The Miracles of Prato
Set in 15th-century Italy, The Miracles of Prato relates the fictionalized story of the scandalous romance between real-life Renaissance painter and Carmelite monk Fra Filippo Lippi and Lucrezia Buti, the young woman who fled the Convent of Santa Margherita in Prato to be with him. As the narrative opens in Prato, Lippi, smitten by Lucrezia’s beauty, arranges for the girl to sit for him so he might paint her face as that of the Madonna he is creating as part of an important altarpiece. Of course they fall in love. Then Lucrezia is raped by Santa Margherita’s prior general, she and Lippi elope, Lucrezia bears him a son (Filippino Lippi, who apprenticed with Sandro Botticelli and became a great Renaissance painter in his own right), and a sacred relic goes missing.

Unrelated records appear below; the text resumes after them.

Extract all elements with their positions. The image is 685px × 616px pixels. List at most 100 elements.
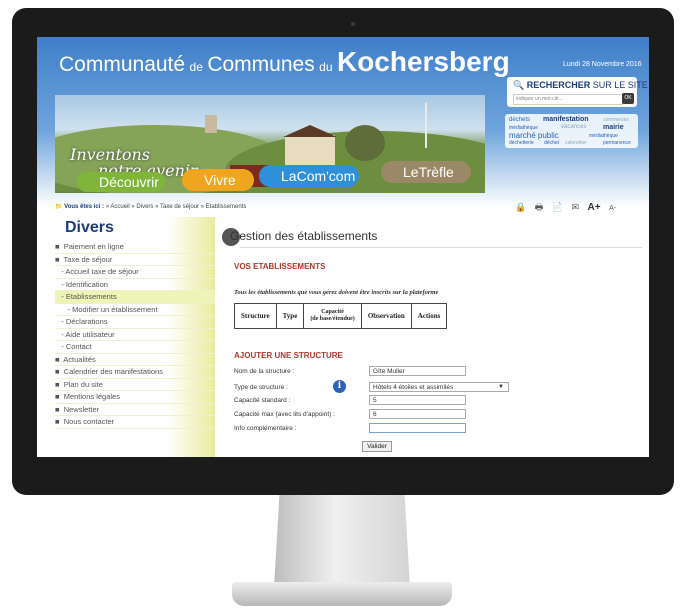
sidebar-item[interactable]: - Modifier un établissement <box>55 304 215 316</box>
nav-lacomcom[interactable]: LaCom'com <box>259 165 359 187</box>
page-tools: 🔒 🖶 📄 ✉ A+ A- <box>515 200 622 216</box>
photo-roof <box>283 125 337 137</box>
nav-label: Com'com <box>296 168 356 184</box>
folder-icon: 📁 <box>55 204 63 210</box>
form-label: Capacité max (avec lits d'appoint) : <box>234 411 335 418</box>
dropdown-caret-icon: ▼ <box>498 384 504 390</box>
tag-link[interactable]: médiathèque <box>589 133 618 139</box>
tag-cloud: déchets manifestation commerces médiathè… <box>505 114 638 148</box>
sidebar-item[interactable]: - Identification <box>55 279 215 291</box>
table-header: Structure <box>234 303 277 329</box>
photo-church <box>205 115 217 133</box>
form-label: Capacité standard : <box>234 397 291 404</box>
sidebar-item[interactable]: ■ Calendrier des manifestations <box>55 366 215 379</box>
monitor-stand-neck <box>274 495 410 587</box>
main-content: Gestion des établissements VOS ETABLISSE… <box>222 228 642 457</box>
title-divider <box>240 247 642 248</box>
search-box: 🔍 RECHERCHER SUR LE SITE indiquer un mot… <box>507 77 648 107</box>
breadcrumb-path[interactable]: » Accueil » Divers » Taxe de séjour » Et… <box>106 204 247 210</box>
capacity-standard-input[interactable]: 5 <box>369 395 466 405</box>
sidebar-item[interactable]: ■ Mentions légales <box>55 391 215 404</box>
nav-label: La <box>281 168 297 184</box>
additional-info-input[interactable] <box>369 423 466 433</box>
brand-word: de <box>189 60 203 74</box>
photo-wind-turbine <box>425 103 427 148</box>
sidebar-item[interactable]: ■ Paiement en ligne <box>55 241 215 254</box>
sidebar-item[interactable]: - Aide utilisateur <box>55 329 215 341</box>
table-header: Type <box>275 303 305 329</box>
sidebar-item[interactable]: - Déclarations <box>55 316 215 329</box>
section-heading: VOS ETABLISSEMENTS <box>234 262 326 271</box>
search-icon: 🔍 <box>513 80 525 90</box>
monitor-stand-base <box>232 582 452 606</box>
sidebar-item[interactable]: ■ Actualités <box>55 354 215 366</box>
brand-word: Communes <box>207 53 315 76</box>
form-label: Nom de la structure : <box>234 368 295 375</box>
sidebar-item[interactable]: ■ Nous contacter <box>55 416 215 429</box>
nav-label: ouvrir <box>123 174 159 190</box>
site-logo-title[interactable]: Communauté de Communes du Kochersberg <box>59 46 510 78</box>
brand-name: Kochersberg <box>336 46 510 77</box>
tag-link[interactable]: marché public <box>509 131 559 140</box>
webcam-dot <box>351 22 355 26</box>
section-heading: AJOUTER UNE STRUCTURE <box>234 351 343 360</box>
sidebar-title: Divers <box>65 219 114 236</box>
brand-word: Communauté <box>59 53 186 76</box>
form-label: Info complémentaire : <box>234 425 297 432</box>
photo-building <box>285 135 335 165</box>
tag-link[interactable]: mairie <box>603 124 624 131</box>
nav-label: Déc <box>99 174 124 190</box>
search-label-suffix: SUR LE SITE <box>590 80 648 90</box>
table-header: Observation <box>360 303 412 329</box>
tag-link[interactable]: manifestation <box>543 116 589 123</box>
search-label-main: RECHERCHER <box>526 80 591 90</box>
info-icon[interactable]: i <box>333 380 346 393</box>
nav-decouvrir[interactable]: Découvrir <box>77 172 165 192</box>
nav-label: Le <box>403 164 419 180</box>
tag-link[interactable]: déchets <box>509 117 530 123</box>
tag-link[interactable]: permanence <box>603 140 631 146</box>
nav-label: Trèfle <box>418 164 454 180</box>
sidebar: Divers ■ Paiement en ligne ■ Taxe de séj… <box>55 217 215 457</box>
tag-link[interactable]: déchetterie <box>509 140 534 146</box>
sidebar-menu: ■ Paiement en ligne ■ Taxe de séjour - A… <box>55 241 215 429</box>
sidebar-item-active[interactable]: - Etablissements <box>55 291 215 304</box>
lock-icon[interactable]: 🔒 <box>515 202 526 212</box>
structure-name-input[interactable]: Gîte Muller <box>369 366 466 376</box>
form-label: Type de structure : <box>234 384 288 391</box>
page-title: Gestion des établissements <box>230 229 378 243</box>
font-increase-button[interactable]: A+ <box>588 202 601 213</box>
print-icon[interactable]: 🖶 <box>535 202 544 212</box>
intro-text: Tous les établissements que vous gérez d… <box>234 289 439 296</box>
sidebar-item[interactable]: ■ Taxe de séjour <box>55 254 215 266</box>
sidebar-item[interactable]: ■ Plan du site <box>55 379 215 391</box>
sidebar-item[interactable]: - Accueil taxe de séjour <box>55 266 215 279</box>
table-header: Capacité (de base/étendue) <box>303 303 362 329</box>
pdf-icon[interactable]: 📄 <box>552 202 563 212</box>
sidebar-item[interactable]: - Contact <box>55 341 215 354</box>
search-input[interactable]: indiquer un mot-clé... <box>513 94 623 105</box>
nav-letrefle[interactable]: LeTrèfle <box>381 161 471 183</box>
nav-label: Viv <box>204 172 224 188</box>
site-header: Communauté de Communes du Kochersberg Lu… <box>37 37 649 207</box>
sidebar-item[interactable]: ■ Newsletter <box>55 404 215 416</box>
select-value: Hôtels 4 étoiles et assimilés <box>373 384 454 391</box>
font-decrease-button[interactable]: A- <box>609 205 616 212</box>
nav-vivre[interactable]: Vivre <box>182 169 254 191</box>
tag-link[interactable]: commerces <box>603 117 629 123</box>
screen: Communauté de Communes du Kochersberg Lu… <box>37 37 649 457</box>
search-submit-button[interactable]: OK <box>622 93 634 104</box>
structure-type-select[interactable]: Hôtels 4 étoiles et assimilés ▼ <box>369 382 509 392</box>
nav-label: re <box>223 172 236 188</box>
breadcrumb-label: Vous êtes ici : <box>64 204 105 210</box>
tag-link[interactable]: calendrier <box>565 140 587 146</box>
mail-icon[interactable]: ✉ <box>571 202 579 212</box>
table-header: Actions <box>410 303 448 329</box>
submit-button[interactable]: Valider <box>362 441 392 452</box>
brand-word: du <box>319 60 333 74</box>
capacity-max-input[interactable]: 6 <box>369 409 466 419</box>
tag-link[interactable]: vacances <box>561 124 586 130</box>
tag-link[interactable]: déchet <box>544 140 559 146</box>
current-date: Lundi 28 Novembre 2016 <box>563 61 642 68</box>
table-header-row: Structure Type Capacité (de base/étendue… <box>234 303 448 329</box>
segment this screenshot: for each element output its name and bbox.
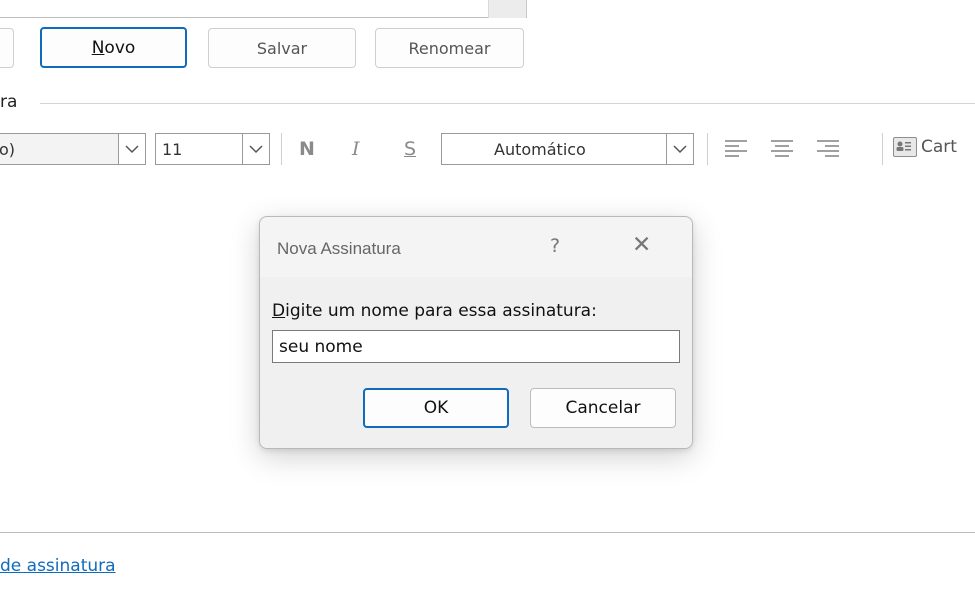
- new-button-label: ovo: [104, 37, 136, 58]
- business-card-button[interactable]: Cart: [893, 137, 957, 157]
- font-size-select[interactable]: 11: [155, 133, 270, 165]
- bottom-divider: [0, 532, 975, 533]
- italic-button[interactable]: I: [352, 138, 360, 160]
- font-color-value: Automático: [494, 140, 586, 159]
- font-select-value: o): [0, 140, 16, 159]
- font-select[interactable]: o): [0, 133, 146, 165]
- align-center-icon[interactable]: [771, 140, 793, 158]
- business-card-icon: [893, 137, 917, 157]
- close-icon[interactable]: ✕: [632, 232, 651, 258]
- ok-button[interactable]: OK: [363, 388, 509, 428]
- toolbar-separator: [882, 133, 883, 165]
- save-button[interactable]: Salvar: [208, 28, 356, 68]
- business-card-label: Cart: [921, 137, 957, 157]
- align-right-icon[interactable]: [817, 140, 839, 158]
- chevron-down-icon[interactable]: [666, 134, 693, 164]
- help-icon[interactable]: ?: [550, 235, 560, 257]
- toolbar-separator: [281, 133, 282, 165]
- chevron-down-icon[interactable]: [242, 134, 269, 164]
- signature-templates-link[interactable]: de assinatura: [0, 556, 116, 576]
- chevron-down-icon[interactable]: [118, 134, 145, 164]
- rename-button-label: Renomear: [408, 38, 491, 58]
- font-size-value: 11: [162, 140, 183, 159]
- cancel-button-label: Cancelar: [565, 398, 641, 418]
- cancel-button[interactable]: Cancelar: [530, 388, 676, 428]
- prompt-mnemonic: D: [272, 301, 286, 321]
- align-left-icon[interactable]: [725, 140, 747, 158]
- new-signature-dialog: Nova Assinatura ? ✕ Digite um nome para …: [259, 216, 693, 449]
- signature-name-input[interactable]: [272, 330, 680, 363]
- toolbar-separator: [707, 133, 708, 165]
- save-button-label: Salvar: [256, 38, 308, 58]
- dialog-title: Nova Assinatura: [277, 239, 401, 258]
- new-button-mnemonic: N: [91, 37, 105, 58]
- font-color-select[interactable]: Automático: [441, 133, 694, 165]
- bold-button[interactable]: N: [299, 138, 315, 160]
- signature-name-label: Digite um nome para essa assinatura:: [272, 301, 597, 321]
- delete-button[interactable]: [0, 28, 14, 68]
- prompt-text: igite um nome para essa assinatura:: [285, 301, 597, 321]
- section-label: ra: [0, 92, 18, 112]
- signature-list[interactable]: [0, 0, 527, 18]
- new-button[interactable]: Novo: [40, 27, 187, 68]
- underline-button[interactable]: S: [404, 138, 416, 160]
- ok-button-label: OK: [423, 398, 449, 418]
- list-scrollbar[interactable]: [488, 0, 526, 18]
- section-divider: [40, 103, 975, 104]
- rename-button[interactable]: Renomear: [375, 28, 524, 68]
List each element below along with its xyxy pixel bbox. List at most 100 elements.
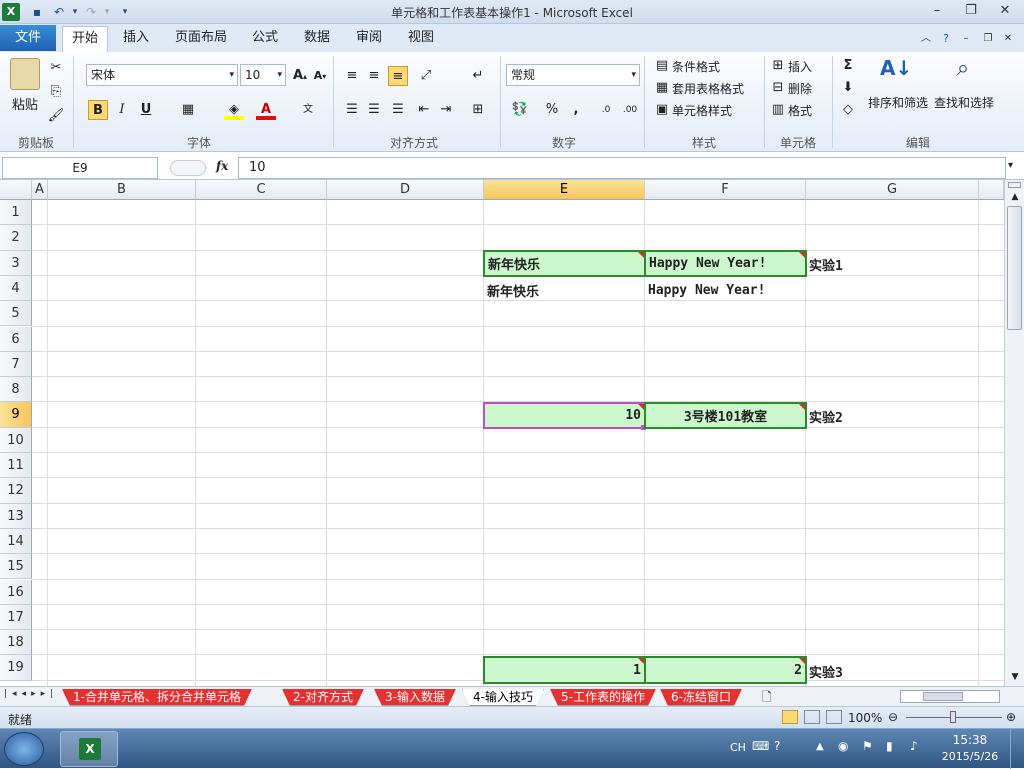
sheet-tab-6[interactable]: 6-冻结窗口 — [660, 689, 742, 706]
minimize-button[interactable]: – — [924, 2, 950, 20]
scroll-down-icon[interactable]: ▼ — [1008, 672, 1022, 682]
cell-f9[interactable]: 3号楼101教室 — [644, 402, 807, 429]
page-break-view-icon[interactable] — [826, 710, 842, 724]
row-header-2[interactable]: 2 — [0, 225, 32, 251]
borders-icon[interactable]: ▦ — [178, 100, 198, 120]
column-header-g[interactable]: G — [806, 180, 979, 200]
cell-e4[interactable]: 新年快乐 — [484, 278, 645, 302]
font-name-select[interactable]: 宋体 ▾ — [86, 64, 238, 86]
cell-f3[interactable]: Happy New Year! — [644, 250, 807, 277]
cell-g9[interactable]: 实验2 — [806, 404, 979, 429]
merge-center-icon[interactable]: ⊞ — [468, 100, 488, 120]
increase-indent-icon[interactable]: ⇥ — [436, 100, 456, 120]
binoculars-icon[interactable]: ⌕ — [948, 56, 978, 90]
font-color-button[interactable]: A — [256, 100, 276, 120]
column-header-c[interactable]: C — [196, 180, 327, 200]
row-header-15[interactable]: 15 — [0, 554, 32, 580]
orientation-icon[interactable]: ⤢ — [416, 66, 436, 86]
sheet-tab-2[interactable]: 2-对齐方式 — [282, 689, 364, 706]
vertical-scrollbar[interactable]: ▲ ▼ — [1004, 180, 1024, 686]
clear-icon[interactable]: ◇ — [838, 100, 858, 120]
language-indicator[interactable]: CH — [730, 741, 746, 754]
align-right-icon[interactable]: ☰ — [388, 100, 408, 120]
row-header-4[interactable]: 4 — [0, 275, 32, 302]
cell-f19[interactable]: 2 — [644, 656, 807, 684]
sort-filter-icon[interactable]: A↓ — [880, 56, 912, 90]
row-header-3[interactable]: 3 — [0, 250, 32, 276]
row-header-9[interactable]: 9 — [0, 402, 32, 428]
sheet-tab-4[interactable]: 4-输入技巧 — [462, 689, 544, 706]
volume-icon[interactable]: ♪ — [910, 739, 918, 753]
tab-page-layout[interactable]: 页面布局 — [166, 26, 236, 52]
insert-cells-button[interactable]: 插入 — [788, 58, 812, 75]
delete-cells-button[interactable]: 删除 — [788, 80, 812, 97]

Quattrocentro Italy abounds with tantalizing gossip regarding its rich and famous, be they private citizens or renowned artisans. In his Lives of the Artists, Giorgio Vasari writes that Fra Filippo Lippi, a great “sensualist,” would stop at nothing to gratify his immediate longings. Knowing this, a patron once locked Lippi in a room to ensure that the artist would complete a painting for him. In answer, Lippi tied some bed sheets together and escaped by the window to follow his lustful inclinations. Although the novel is well written, particularly when the authors describe the artist at work with his brush, with such a hot-blooded protagonist to draw from and an almost empty slate to work with, Miracles seemed to me curiously tepid and lackluster rather than a compelling story made of blood and bone.